Testare gli effetti collaterali (quel record è stato salvato nel database?) è un'idea interessante. Ma testare i dettagli dell'implementazione è un anti-pattern perché questo tipo di test è estremamente fragile. Potrebbe essere necessario modificare i test ogni volta che si modifica l'applicazione. Anche l'interfaccia utente è un dettaglio di implementazione, quindi i test dell'interfaccia utente si trovano su questa stessa barca.

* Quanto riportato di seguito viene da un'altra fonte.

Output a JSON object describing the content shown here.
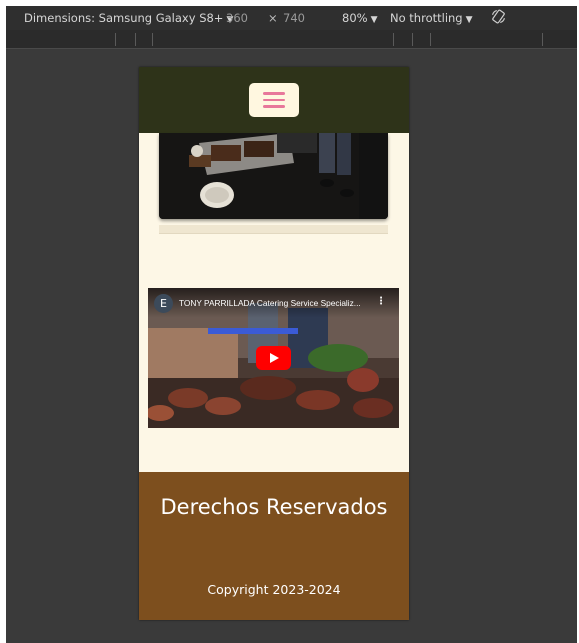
{
  "devtools": {
    "dimensions_label": "Dimensions: Samsung Galaxy S8+",
    "width_value": "360",
    "times": "×",
    "height_value": "740",
    "zoom": "80%",
    "throttling": "No throttling",
    "caret": "▼",
    "rotate_icon": "rotate-icon"
  },
  "page": {
    "nav": {
      "menu_icon": "hamburger-menu-icon",
      "accent": "#e8779a",
      "background": "#2e3319"
    },
    "video": {
      "channel_initial": "E",
      "title": "TONY PARRILLADA Catering Service Specializ...",
      "more_icon": "⋮",
      "play_icon": "play-icon",
      "play_color": "#ff0000"
    },
    "footer": {
      "title": "Derechos Reservados",
      "copyright": "Copyright 2023-2024",
      "background": "#7d4f1e"
    },
    "background": "#fdf7e6"
  }
}
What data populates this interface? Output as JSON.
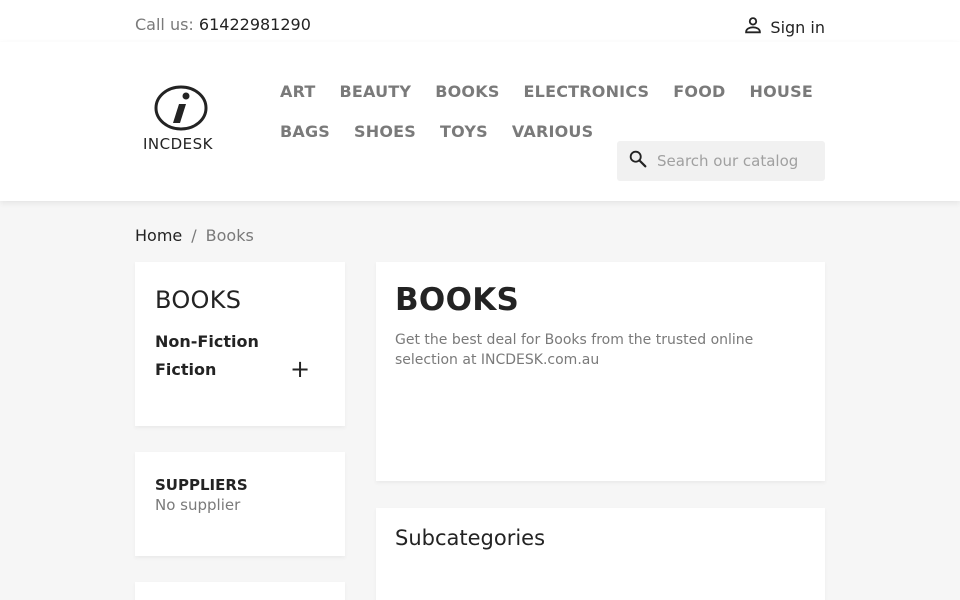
{
  "topbar": {
    "call_label": "Call us:",
    "phone": "61422981290",
    "signin_label": "Sign in"
  },
  "logo": {
    "wordmark": "INCDESK"
  },
  "nav": {
    "row1": [
      "ART",
      "BEAUTY",
      "BOOKS",
      "ELECTRONICS",
      "FOOD",
      "HOUSE"
    ],
    "row2": [
      "BAGS",
      "SHOES",
      "TOYS",
      "VARIOUS"
    ]
  },
  "search": {
    "placeholder": "Search our catalog"
  },
  "breadcrumb": {
    "home": "Home",
    "separator": "/",
    "current": "Books"
  },
  "category_block": {
    "title": "BOOKS",
    "items": [
      {
        "label": "Non-Fiction"
      },
      {
        "label": "Fiction"
      }
    ],
    "expand_symbol": "+"
  },
  "suppliers": {
    "title": "SUPPLIERS",
    "value": "No supplier"
  },
  "main": {
    "title": "BOOKS",
    "description": "Get the best deal for Books from the trusted online selection at INCDESK.com.au"
  },
  "subcategories": {
    "title": "Subcategories"
  },
  "colors": {
    "text_dark": "#232323",
    "text_muted": "#7a7a7a",
    "background": "#f6f6f6",
    "card": "#ffffff"
  }
}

I test di verifica si preoccupano solo del "cosa", non del "come" o del "perché". Idealmente, i requisiti degli utenti sono stati progettati per convalidare il "perché". Per rispondere alla domanda "come" possiamo fare affidamento su un’automazione più potente sotto forma di piattaforma di observability.
Il test shift-right consiste nel testare più avanti nel processo di sviluppo, di solito in ambienti di produzione. Anche se può sembrare strano, i test shift left e shift-right sono complementari.
Il test shift-right ci consente di identificare i problemi di produzione prima dei nostri clienti. I cicli di feedback più brevi dei test shift left ci danno la capacità di rispondere e porre rimedio rapidamente a questi problemi di produzione.
Il test API sintetico come parte della piattaforma di observability è il modo perfetto per combinare i vantaggi delle pratiche shift-left e shift-right.